ただ、ステアリングの操作は中央付近を走行するよう支援するが、何らかの要因でドライバーがハンドルの異常操作をしてしまった場合は、その操作が優先されてしまうとのことだった。
ドライバーの状態&前方リスクを検知?
この支援は、漫然とした運転の中で発生しがちな事故リスクを未然回避することを目的に開発された技術で、大きく(1)注意喚起、衝突注意警報(2)車線内回避支援技術(3)緊急回避操舵支援技術の3つの機能がある。
(1)はシステムがドライバーの状態を検知して注意力低下時や漫然運転時に歩行者・自転車・路肩停車中の車両などに衝突の危険がある場合に減速して未然に注意喚起し、同時に車線をはみ出さない範囲でステアリング操作支援を行う。
(2)は同様に衝突の危険がある場合に、なおかつ車線内に十分な回避スペースがあるとシステムが判断すると、車線内で減速を続けながら衝突回避を支援する。
(3)は衝突の恐れがある状況下で、ドライバーがステアリング操作をすると、“減速をし続けながら”ステアリング操作を支援する。
この一連の支援で驚いたのは、支援が違和感なく自然に行われていることだ。
試乗では制御の状況を把握するため、ドライバーの足元がモニタリングされていたが、ドライバーがアクセルを踏んでいる状態にもかかわらず車両は衝突回避のために、車間制御やセンタリング制御を行っていたのだ。なので、衝突被害軽減ブレーキのようにブレーキをかけたというよりも、アクセルワークでの減速を上手に組み合わせて制御するといったイメージが適切だろう。

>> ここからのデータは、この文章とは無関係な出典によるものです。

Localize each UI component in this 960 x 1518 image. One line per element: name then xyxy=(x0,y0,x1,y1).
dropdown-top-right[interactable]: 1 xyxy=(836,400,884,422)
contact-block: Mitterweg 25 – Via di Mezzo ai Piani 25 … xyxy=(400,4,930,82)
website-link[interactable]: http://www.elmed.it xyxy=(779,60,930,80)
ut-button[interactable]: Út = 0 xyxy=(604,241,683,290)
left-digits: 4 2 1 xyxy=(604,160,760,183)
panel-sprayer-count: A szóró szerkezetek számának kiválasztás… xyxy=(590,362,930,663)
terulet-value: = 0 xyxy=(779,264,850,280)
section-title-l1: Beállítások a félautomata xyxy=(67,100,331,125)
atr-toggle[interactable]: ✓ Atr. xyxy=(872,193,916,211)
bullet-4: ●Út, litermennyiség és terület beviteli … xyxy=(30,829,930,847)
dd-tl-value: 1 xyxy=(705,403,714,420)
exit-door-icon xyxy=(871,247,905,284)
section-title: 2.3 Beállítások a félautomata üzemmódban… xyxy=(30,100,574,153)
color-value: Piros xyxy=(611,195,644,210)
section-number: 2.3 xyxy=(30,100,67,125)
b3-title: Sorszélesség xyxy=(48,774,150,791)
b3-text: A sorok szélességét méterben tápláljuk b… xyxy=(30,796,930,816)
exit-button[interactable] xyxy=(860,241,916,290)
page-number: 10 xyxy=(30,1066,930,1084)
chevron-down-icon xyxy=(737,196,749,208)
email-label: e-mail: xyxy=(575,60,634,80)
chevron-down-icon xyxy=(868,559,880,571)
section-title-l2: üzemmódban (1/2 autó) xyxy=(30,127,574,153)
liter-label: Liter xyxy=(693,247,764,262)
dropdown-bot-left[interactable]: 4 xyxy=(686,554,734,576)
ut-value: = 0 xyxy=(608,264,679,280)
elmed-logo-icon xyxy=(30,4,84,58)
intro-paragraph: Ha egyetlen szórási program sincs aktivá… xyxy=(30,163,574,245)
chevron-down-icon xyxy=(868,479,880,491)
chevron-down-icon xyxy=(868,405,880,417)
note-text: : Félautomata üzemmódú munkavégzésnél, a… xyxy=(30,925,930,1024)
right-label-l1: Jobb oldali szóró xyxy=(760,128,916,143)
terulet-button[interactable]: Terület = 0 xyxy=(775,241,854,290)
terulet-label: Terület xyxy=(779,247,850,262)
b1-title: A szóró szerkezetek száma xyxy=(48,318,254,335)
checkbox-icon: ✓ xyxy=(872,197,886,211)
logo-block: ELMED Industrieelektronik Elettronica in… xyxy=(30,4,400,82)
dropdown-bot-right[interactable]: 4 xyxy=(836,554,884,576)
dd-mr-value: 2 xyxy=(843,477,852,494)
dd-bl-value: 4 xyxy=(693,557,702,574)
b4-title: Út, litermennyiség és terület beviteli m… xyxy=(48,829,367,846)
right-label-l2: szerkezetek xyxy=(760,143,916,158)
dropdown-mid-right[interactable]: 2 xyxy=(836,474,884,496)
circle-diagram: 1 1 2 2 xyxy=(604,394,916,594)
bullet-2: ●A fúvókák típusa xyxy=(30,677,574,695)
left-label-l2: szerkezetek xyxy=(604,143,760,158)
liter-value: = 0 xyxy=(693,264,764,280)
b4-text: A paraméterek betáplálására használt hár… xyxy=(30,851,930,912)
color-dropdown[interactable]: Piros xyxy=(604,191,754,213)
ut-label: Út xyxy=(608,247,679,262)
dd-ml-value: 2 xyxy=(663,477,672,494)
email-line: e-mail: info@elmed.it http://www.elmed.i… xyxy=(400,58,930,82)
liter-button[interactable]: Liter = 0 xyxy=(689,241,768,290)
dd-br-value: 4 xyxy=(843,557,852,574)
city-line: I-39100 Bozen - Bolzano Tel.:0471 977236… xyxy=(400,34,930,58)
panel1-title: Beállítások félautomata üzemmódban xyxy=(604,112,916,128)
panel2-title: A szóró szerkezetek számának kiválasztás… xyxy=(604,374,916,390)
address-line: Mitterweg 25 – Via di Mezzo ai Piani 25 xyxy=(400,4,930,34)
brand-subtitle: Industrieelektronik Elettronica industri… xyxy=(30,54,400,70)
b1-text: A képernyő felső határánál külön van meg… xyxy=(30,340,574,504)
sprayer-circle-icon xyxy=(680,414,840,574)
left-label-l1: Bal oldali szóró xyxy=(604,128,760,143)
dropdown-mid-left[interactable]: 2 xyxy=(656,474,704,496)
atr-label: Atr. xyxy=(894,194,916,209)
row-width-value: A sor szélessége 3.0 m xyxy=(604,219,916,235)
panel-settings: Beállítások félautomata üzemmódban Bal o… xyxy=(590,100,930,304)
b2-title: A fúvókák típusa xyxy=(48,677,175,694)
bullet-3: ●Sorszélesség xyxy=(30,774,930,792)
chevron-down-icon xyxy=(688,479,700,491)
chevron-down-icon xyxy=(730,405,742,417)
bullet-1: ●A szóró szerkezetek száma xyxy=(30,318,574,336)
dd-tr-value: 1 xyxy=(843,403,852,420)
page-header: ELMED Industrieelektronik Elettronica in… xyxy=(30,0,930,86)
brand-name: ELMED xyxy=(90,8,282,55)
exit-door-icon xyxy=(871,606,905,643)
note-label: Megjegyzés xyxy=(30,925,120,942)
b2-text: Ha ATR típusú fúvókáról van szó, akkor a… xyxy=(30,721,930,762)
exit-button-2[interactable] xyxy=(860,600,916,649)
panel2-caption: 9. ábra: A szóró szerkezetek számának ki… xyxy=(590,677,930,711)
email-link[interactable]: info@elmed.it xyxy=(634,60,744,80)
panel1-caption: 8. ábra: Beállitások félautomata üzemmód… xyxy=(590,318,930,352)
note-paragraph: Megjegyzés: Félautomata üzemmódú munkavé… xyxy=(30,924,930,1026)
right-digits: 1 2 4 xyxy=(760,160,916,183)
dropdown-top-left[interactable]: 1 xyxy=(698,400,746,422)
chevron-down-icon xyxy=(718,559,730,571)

また、よくあるシーンとして、先行車が遅いために車線変更をしようとしている時、ドライバーはバックミラーに注意がいっており、そこで先行車が減速したとしてそれに気付くのに遅くなることがある。
そんな時でもシステムは減速に入ってドライバーがブレーキをかけるまでの余裕を与えてくれるのだ。つまり日常のさり気ない支援によって、事故に至る状況を未然に低減してくれるのがこの支援のポイントと言えるだろう。